Yves Rochereau, directeur pour la France de l’entreprise Check Point, abonde : « Une solution serait de faire de la sécurité dès la conception de l’objet », ou de pouvoir modifier automatiquement et à distance les logiciels qui équipent les produits pour combler les failles.

Mais la plupart des experts considèrent qu’il faut dans un premier temps parer les effets des attaques causées par des objets connectés piratés plutôt que de s’attaquer aux causes. « S’il y a des comportements anormaux, c’est aux entreprises de s’équiper. En l’état, on n’est pas capable de sécuriser tous les objets connectés », dit Coralie Héritier, dirigeante de IDnomic.

La puissance publique peut-elle jouer un rôle ? « Une norme sur une qualité minimale de sécurité est inévitable : actuellement il n’y en a aucune sur ce qu’on peut connecter à Internet. Les Etats doivent être plus proactifs. Une norme française pour les objets connectés serait un début, même si évidemment la France ne peut rien faire seule », estime Christophe Moret.

En novembre 2016, le département américain de la sécurité intérieure s’est emparé du sujet et a proposé des « principes stratégiques » destinés à sécuriser les objets connectés, faisant largement écho aux suggestions des professionnels du secteur.

Ces derniers estiment que la situation est pressante, car les objets connectés s’immiscent de plus en plus dans les entreprises, les foyers et les administrations. C’est moins la menace des objets zombies que celle d’une attaque faisant dysfonctionner ces objets qui est redoutée. « Il y a de plus en plus d’objets connectés qui ont des impacts en matière de sécurité dans des secteurs vitaux, par exemple dans les transports », avertit ainsi Coralie Héritier.

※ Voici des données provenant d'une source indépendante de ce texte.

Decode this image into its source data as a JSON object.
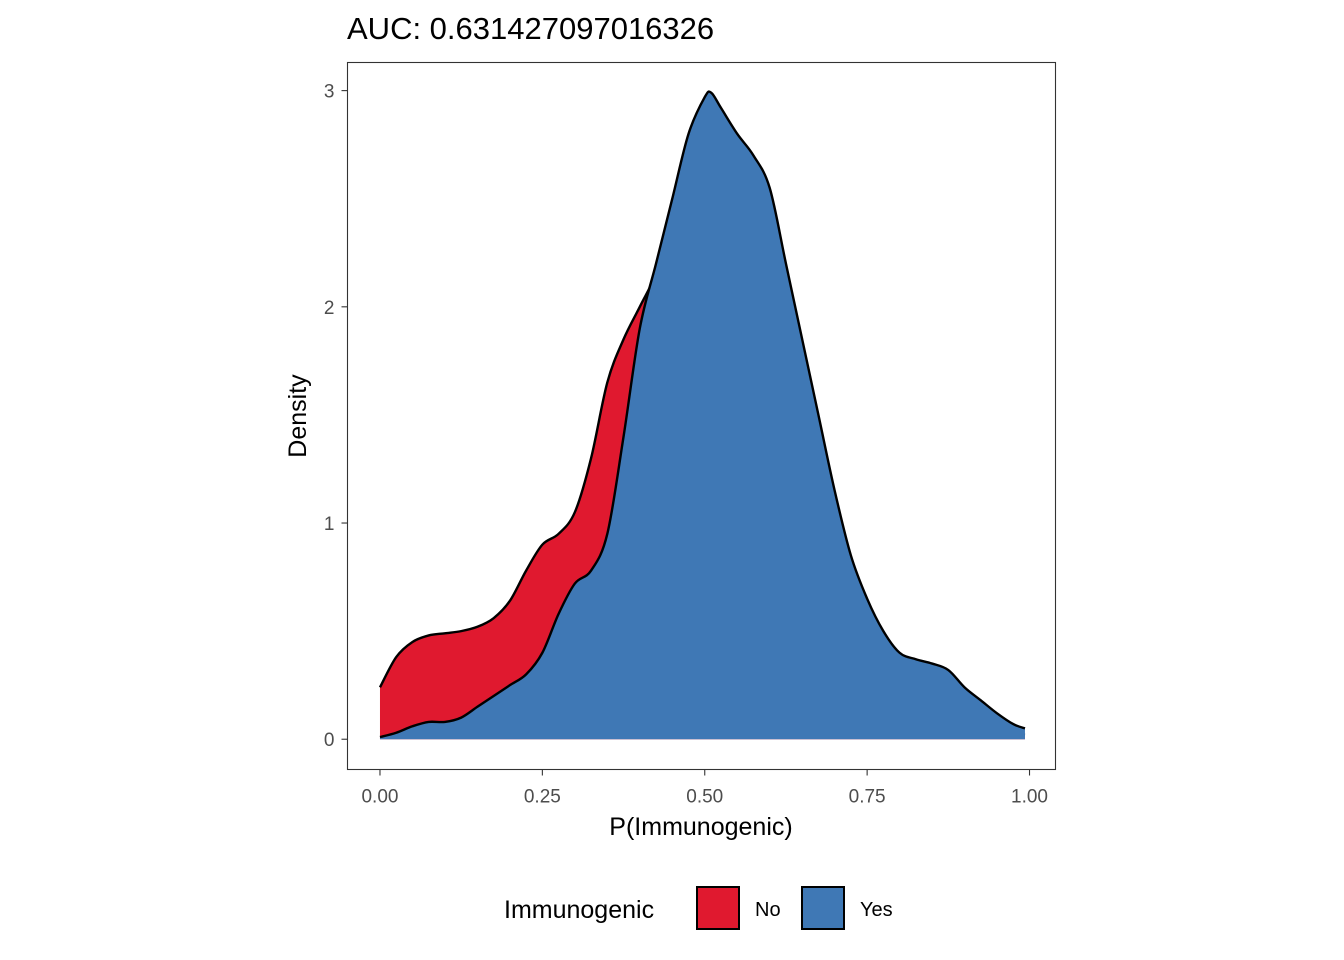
{
  "chart_data": {
    "type": "area",
    "title": "AUC: 0.631427097016326",
    "xlabel": "P(Immunogenic)",
    "ylabel": "Density",
    "xlim": [
      -0.05,
      1.04
    ],
    "ylim": [
      -0.14,
      3.13
    ],
    "x_ticks": [
      0,
      0.25,
      0.5,
      0.75,
      1
    ],
    "x_tick_labels": [
      "0.00",
      "0.25",
      "0.50",
      "0.75",
      "1.00"
    ],
    "y_ticks": [
      0,
      1,
      2,
      3
    ],
    "y_tick_labels": [
      "0",
      "1",
      "2",
      "3"
    ],
    "grid": false,
    "legend": {
      "title": "Immunogenic",
      "position": "bottom",
      "entries": [
        {
          "label": "No",
          "color": "#E0192F"
        },
        {
          "label": "Yes",
          "color": "#3F78B5"
        }
      ]
    },
    "series": [
      {
        "name": "No",
        "color": "#E0192F",
        "opacity": 1,
        "x": [
          0,
          0.025,
          0.05,
          0.075,
          0.1,
          0.125,
          0.15,
          0.175,
          0.2,
          0.225,
          0.25,
          0.275,
          0.3,
          0.325,
          0.35,
          0.375,
          0.4,
          0.425,
          0.45,
          0.475,
          0.5,
          0.525,
          0.55,
          0.575,
          0.6,
          0.625,
          0.65,
          0.675,
          0.7,
          0.725,
          0.75,
          0.775,
          0.8,
          0.825,
          0.85,
          0.875,
          0.9,
          0.925,
          0.95,
          0.975,
          0.993
        ],
        "y": [
          0.24,
          0.38,
          0.45,
          0.48,
          0.49,
          0.5,
          0.52,
          0.56,
          0.64,
          0.78,
          0.9,
          0.95,
          1.05,
          1.3,
          1.65,
          1.85,
          2.0,
          2.15,
          2.35,
          2.48,
          2.52,
          2.5,
          2.38,
          2.1,
          1.65,
          1.2,
          0.9,
          0.72,
          0.58,
          0.48,
          0.4,
          0.3,
          0.18,
          0.1,
          0.08,
          0.06,
          0.05,
          0.05,
          0.04,
          0.03,
          0.02
        ]
      },
      {
        "name": "Yes",
        "color": "#3F78B5",
        "opacity": 1,
        "x": [
          0,
          0.025,
          0.05,
          0.075,
          0.1,
          0.125,
          0.15,
          0.175,
          0.2,
          0.225,
          0.25,
          0.275,
          0.3,
          0.325,
          0.35,
          0.375,
          0.4,
          0.425,
          0.45,
          0.475,
          0.5,
          0.51,
          0.525,
          0.55,
          0.575,
          0.6,
          0.625,
          0.65,
          0.675,
          0.7,
          0.725,
          0.75,
          0.775,
          0.8,
          0.825,
          0.85,
          0.875,
          0.9,
          0.925,
          0.95,
          0.975,
          0.993
        ],
        "y": [
          0.01,
          0.03,
          0.06,
          0.08,
          0.08,
          0.1,
          0.15,
          0.2,
          0.25,
          0.3,
          0.4,
          0.58,
          0.72,
          0.78,
          0.95,
          1.4,
          1.9,
          2.2,
          2.5,
          2.8,
          2.97,
          2.99,
          2.92,
          2.8,
          2.7,
          2.55,
          2.2,
          1.85,
          1.5,
          1.15,
          0.85,
          0.65,
          0.5,
          0.4,
          0.37,
          0.35,
          0.32,
          0.24,
          0.18,
          0.12,
          0.07,
          0.05
        ]
      }
    ]
  }
}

Menace contre des infrastructures critiques

La menace d’une attaque contre des systèmes industriels ou des infrastructures critiques est régulièrement brandie, notamment par les pouvoirs publics. La sécurité informatique des entreprises, administrations et infrastructures françaises les plus sensibles est soumise à un cadre légal précis, issu de la loi de programmation militaire de 2013.

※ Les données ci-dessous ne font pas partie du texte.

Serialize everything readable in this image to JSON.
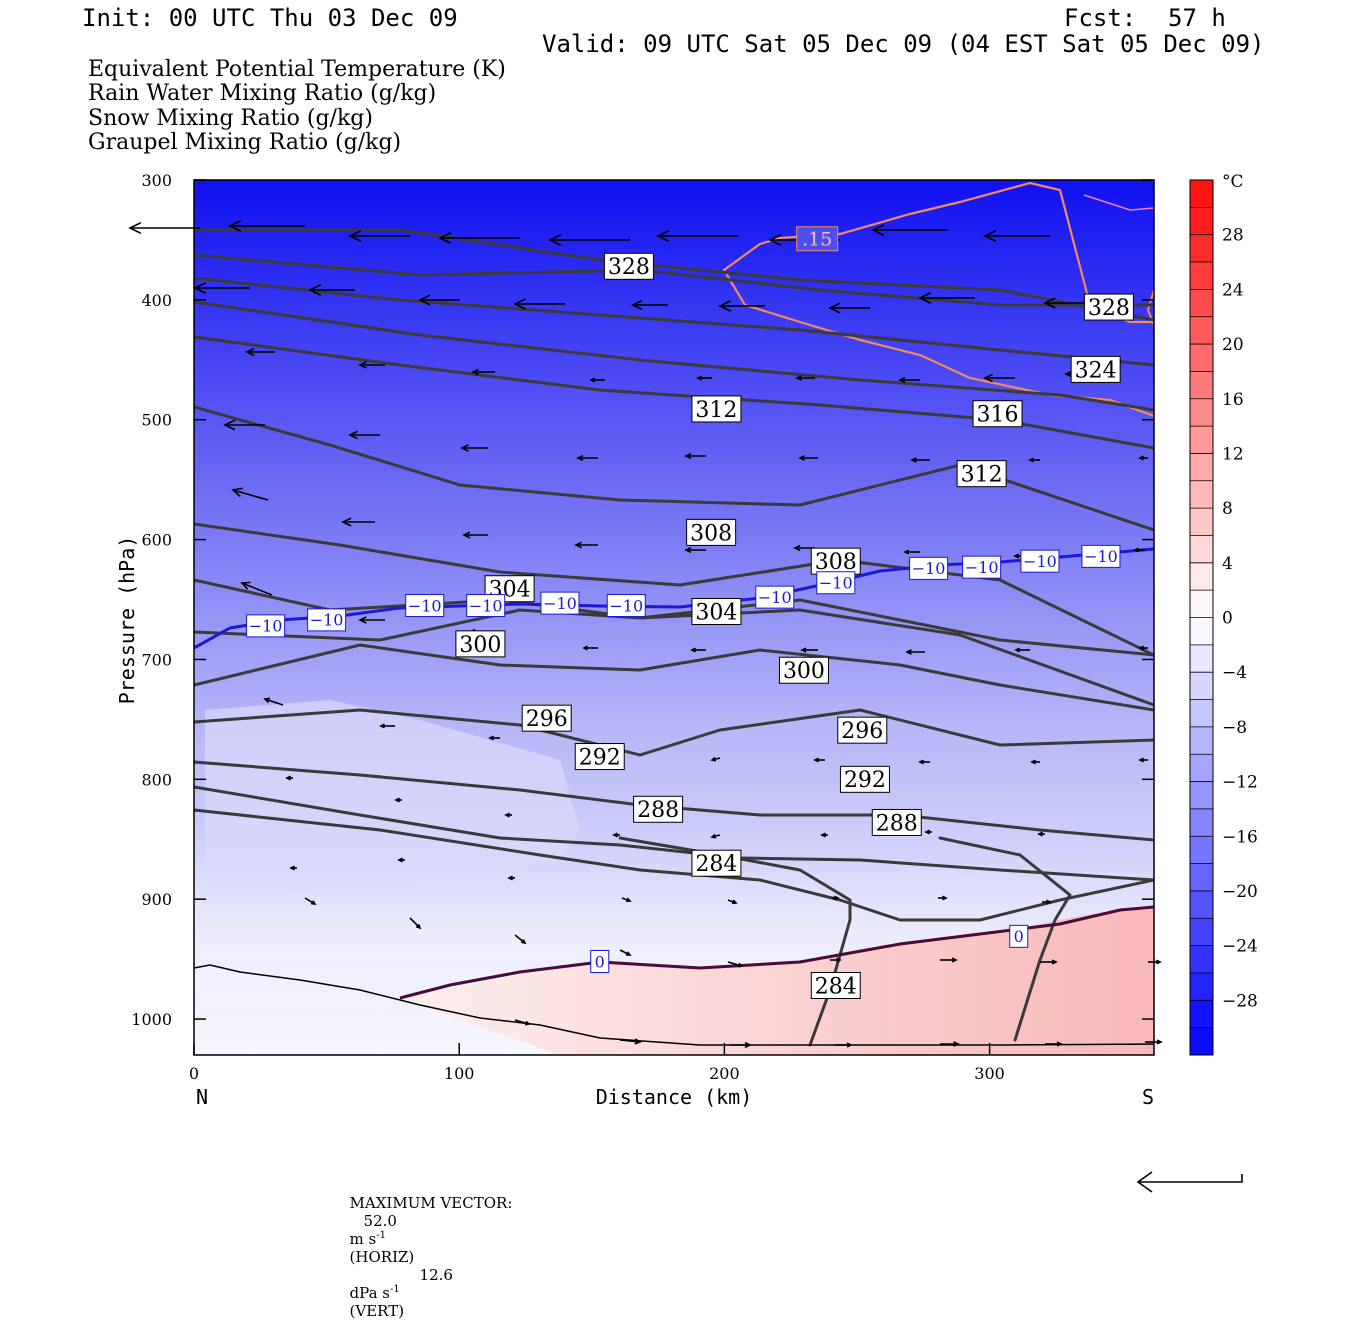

L’avenir n’est pas nécessairement sombre. Pour M. Moret, « des normes commencent à émerger : des protocoles où la sécurité a été prise en compte se mettent en place ».

Lors de son audition, le 10 janvier, devant la commission des affaires économiques de l’Assemblée nationale, la députée Laure de La Raudière (Les Républicains, Eure-et-Loir), coauteure d’un rapport sur les objets connectés, se voulait « confiante » : « Nous n’en sommes qu’à la première phase de développement des objets connectés et le problème est bien identifié ; il sera traité, même s’il ne l’est pas encore. »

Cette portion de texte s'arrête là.